Don Luis de Torres, Miguel Díaz o algunos de los marineros de la primera hornada, continuaban saliendo en su defensa cuando estaban presentes, pero los colonos iban siendo cada vez más numerosos y eran mayoría las ocasiones en las que su nombre pasaba de boca en boca sin que ni siquiera una voz proclamara su inocencia.

No resultó por ello extraño el que una noche llamara a su puerta un enviado de Francisco Roldán proponiéndole que se uniera a la causa de los rebeldes a cambio de la promesa de nombrarla Alcaldesa de Santo Domingo en caso de victoria, lo cual le otorgaría sin lugar a dudas una situación social tan privilegiada, que nadie se atrevería ya nunca a convertirla en víctima de sus insidias y maledicencias.

—¿Alcaldesa una extranjera con fama de espía? —se asombró la exvizcondesa—. Muy desesperado debe encontrarse Roldán cuando precisa de la ayuda de una mujer que ni siquiera sabe empuñar una espada.

—No se encuentra en absoluto desesperado —fue la áspera respuesta—. Pero es consciente de que un poco de vuestro oro acabaría de convencer a muchos indecisos.

—Entiendo… —admitió la alemana—. Pero quien esté dispuesto a dejarse comprar por mi oro, también lo estará a venderse al de los Colón, y resulta evidente que tienen mil veces más que yo. Mal negocio se me antoja en ese caso.

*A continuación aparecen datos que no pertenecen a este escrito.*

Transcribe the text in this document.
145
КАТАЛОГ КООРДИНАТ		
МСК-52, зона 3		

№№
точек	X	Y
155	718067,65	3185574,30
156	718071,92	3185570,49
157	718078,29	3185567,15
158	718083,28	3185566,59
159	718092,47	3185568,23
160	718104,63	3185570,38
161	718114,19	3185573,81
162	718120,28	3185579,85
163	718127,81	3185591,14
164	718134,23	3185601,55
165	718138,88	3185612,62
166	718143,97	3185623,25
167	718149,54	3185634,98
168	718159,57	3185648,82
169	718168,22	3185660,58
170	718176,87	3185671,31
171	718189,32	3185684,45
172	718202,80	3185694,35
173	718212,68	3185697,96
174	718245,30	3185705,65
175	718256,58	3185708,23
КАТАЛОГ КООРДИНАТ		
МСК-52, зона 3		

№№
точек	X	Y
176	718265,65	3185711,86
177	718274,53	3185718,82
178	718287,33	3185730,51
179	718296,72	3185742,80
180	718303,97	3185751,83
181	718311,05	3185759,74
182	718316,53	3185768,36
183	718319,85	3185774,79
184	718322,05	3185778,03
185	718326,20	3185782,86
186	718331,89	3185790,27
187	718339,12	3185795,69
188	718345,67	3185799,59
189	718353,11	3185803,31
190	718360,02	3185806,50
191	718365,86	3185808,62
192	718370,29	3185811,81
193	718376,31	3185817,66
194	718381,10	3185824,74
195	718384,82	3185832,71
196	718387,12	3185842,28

—No es cuestión de negocio, sino de ideales. Es preciso acabar de una vez con la tiranía de los genoveses.

—«Los genoveses», como vos los llamáis, han sido nombrados por los Reyes, y quien se alza contra ellos se alza por tanto contra la Corona. No entiendo gran cosa de política, pero sospecho que el futuro cierto de todos los rebeldes será acabar colgando de una cuerda, y a fe que preservo mi cuello para un mejor destino.

—Si triunfamos, colgaréis de esa cuerda por no habernos ayudado.

La amenaza tenía todas las trazas de ir en serio, y aunque Doña Mariana Montenegro no era mujer que se asustase fácilmente, llegó a la conclusión de que se hacía necesario tomar precauciones por lo que decidió escuchar al cojo Bonifacio empleando una pequeña parte de su oro en contratar los servicios de cuatro guardaespaldas.

—Tristes tiempos estos en los que los lobos tienen que guardar a los corderos —se lamentó ante el renco—. Pero a Nuevo Mundo, viejos vicios. Y aun peores.